Secondo il sindacato, il guasto che ha causato il blocco dell’impianto elettrico sarebbe stato provocato dal cedimento dell’unico trasformatore ancora operativo dei tre originariamente installati. Una situazione che, sostiene la CISL FP, avrebbe potuto essere evitata se fossero stati accolti i ripetuti solleciti avanzati dalla Direzione locale dell’Arsenale per la sostituzione e il potenziamento delle infrastrutture.
Nel comunicato, il sindacato esprime un sentito ringraziamento ai lavoratori della Centrale Elettrica, che avrebbero garantito il ripristino della funzionalità dell’impianto operando in condizioni particolarmente difficili, insieme alla Direzione locale, per mettere in sicurezza la struttura e assicurare la continuità delle attività.
La CISL FP evidenzia inoltre la cronica carenza di organico, spiegando che il servizio sarebbe oggi ridotto a circa il 50% delle proprie capacità, con il personale chiamato a gestire e manutenere oltre 45 cabine elettriche distribuite sul territorio ionico.
Secondo il sindacato, nei mesi scorsi la Direzione dell’Arsenale aveva anche proposto modifiche ai profili professionali per incrementare il numero degli elettricisti, ma tali richieste sarebbero state respinte dal 1° Reparto dello Stato Maggiore della Marina.
Proprio questo elemento alimenta i timori della CISL FP, che teme un progressivo ridimensionamento del servizio finalizzato alla sua esternalizzazione.
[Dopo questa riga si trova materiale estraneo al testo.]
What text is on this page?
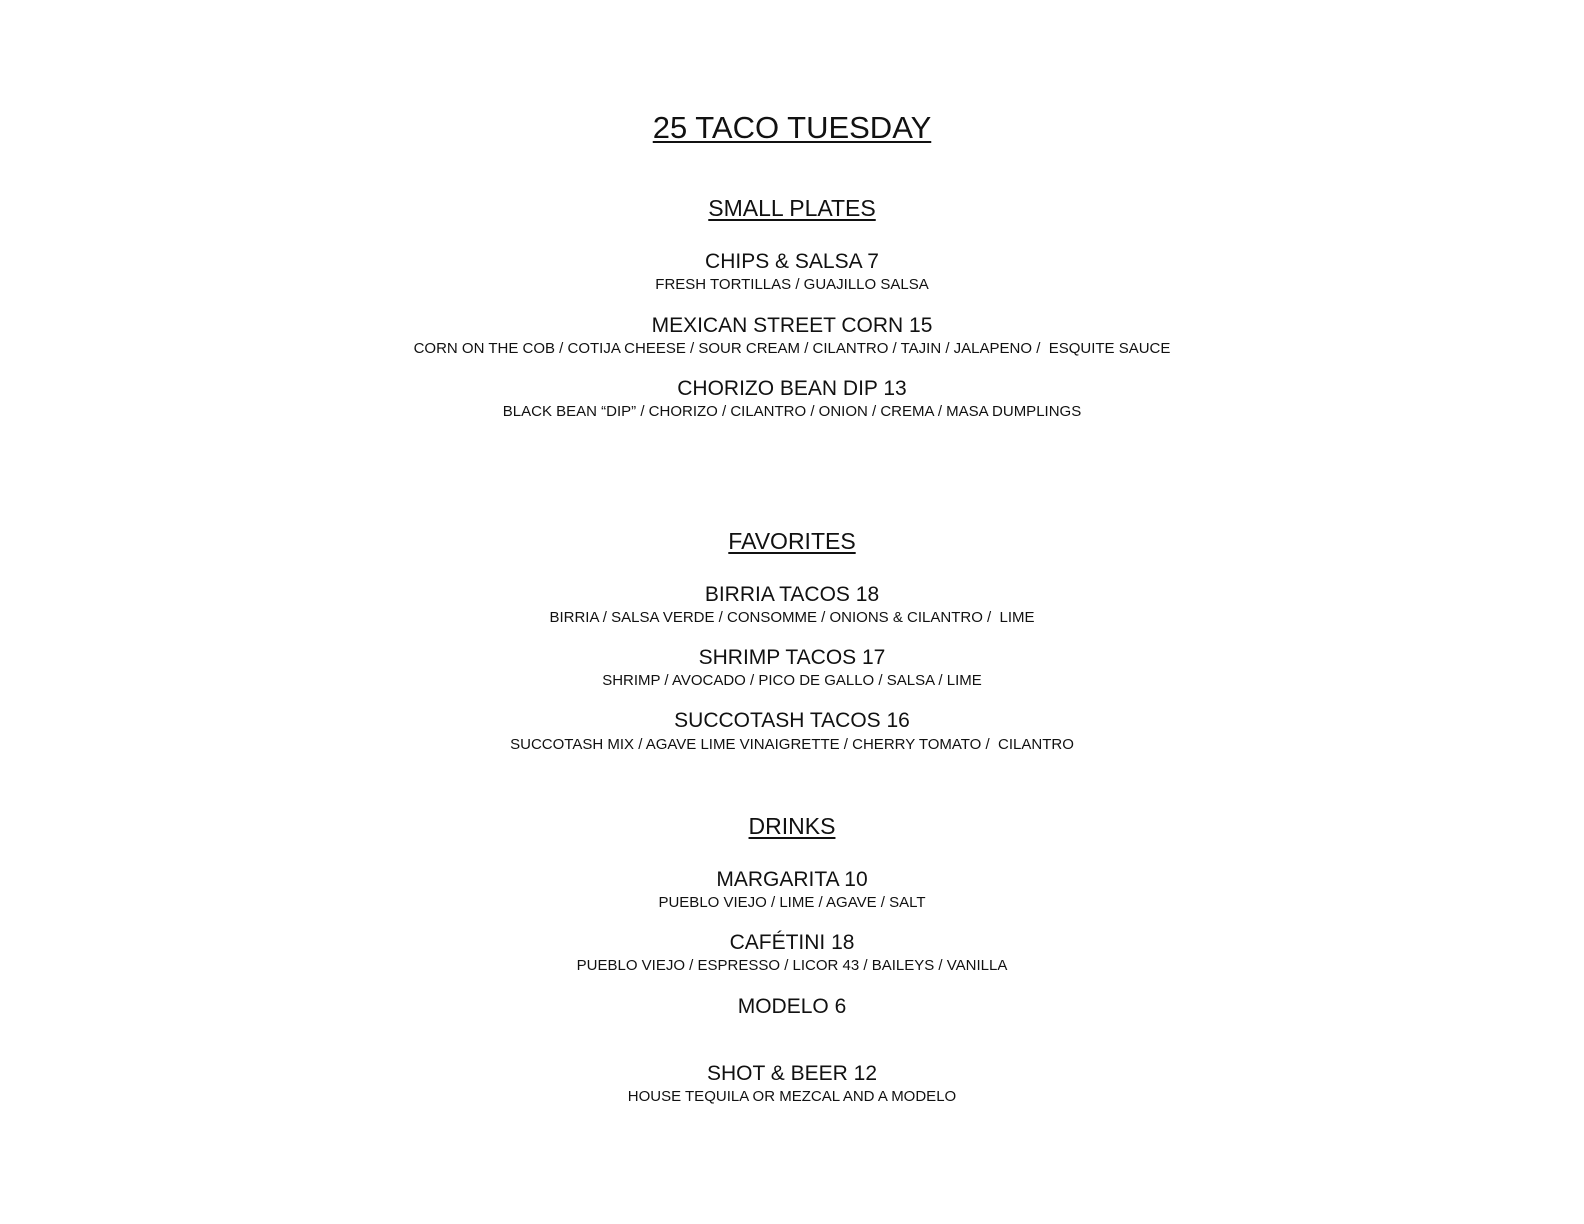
25 TACO TUESDAY
SMALL PLATES
CHIPS & SALSA 7
FRESH TORTILLAS / GUAJILLO SALSA
MEXICAN STREET CORN 15
CORN ON THE COB / COTIJA CHEESE / SOUR CREAM / CILANTRO / TAJIN / JALAPENO /  ESQUITE SAUCE
CHORIZO BEAN DIP 13
BLACK BEAN “DIP” / CHORIZO / CILANTRO / ONION / CREMA / MASA DUMPLINGS
FAVORITES
BIRRIA TACOS 18
BIRRIA / SALSA VERDE / CONSOMME / ONIONS & CILANTRO /  LIME
SHRIMP TACOS 17
SHRIMP / AVOCADO / PICO DE GALLO / SALSA / LIME
SUCCOTASH TACOS 16
SUCCOTASH MIX / AGAVE LIME VINAIGRETTE / CHERRY TOMATO /  CILANTRO
DRINKS
MARGARITA 10
PUEBLO VIEJO / LIME / AGAVE / SALT
CAFÉTINI 18
PUEBLO VIEJO / ESPRESSO / LICOR 43 / BAILEYS / VANILLA
MODELO 6
SHOT & BEER 12
HOUSE TEQUILA OR MEZCAL AND A MODELO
Il sindacato richiama quanto avvenuto all’Arsenale Militare della Spezia nel 2023, dove, a fronte della carenza di personale, parte delle manutenzioni della centrale elettrica è stata affidata a ditte esterne.
«Taranto non sarà la prossima vittima di questo schema», afferma la CISL FP, ribadendo la propria contrarietà a qualsiasi ipotesi di privatizzazione di servizi ritenuti strategici per il futuro dell’Arsenale e dell’economia cittadina.
L’attenzione è ora rivolta alle prossime assunzioni previste dalla Marina Militare. In autunno dovrebbero entrare in servizio 50 elettricisti vincitori dell’ultimo concorso e il sindacato chiede che una quota significativa venga destinata proprio all’Arsenale di Taranto.
Per la CISL FP Taranto Brindisi, un mancato rafforzamento dell’organico rappresenterebbe un segnale inequivocabile della volontà di procedere verso l’esternalizzazione dei servizi. Per questo motivo il sindacato annuncia di essere pronto a mettere in campo ogni iniziativa necessaria per tutelare il futuro dell’Arsenale Militare e dei suoi lavoratori.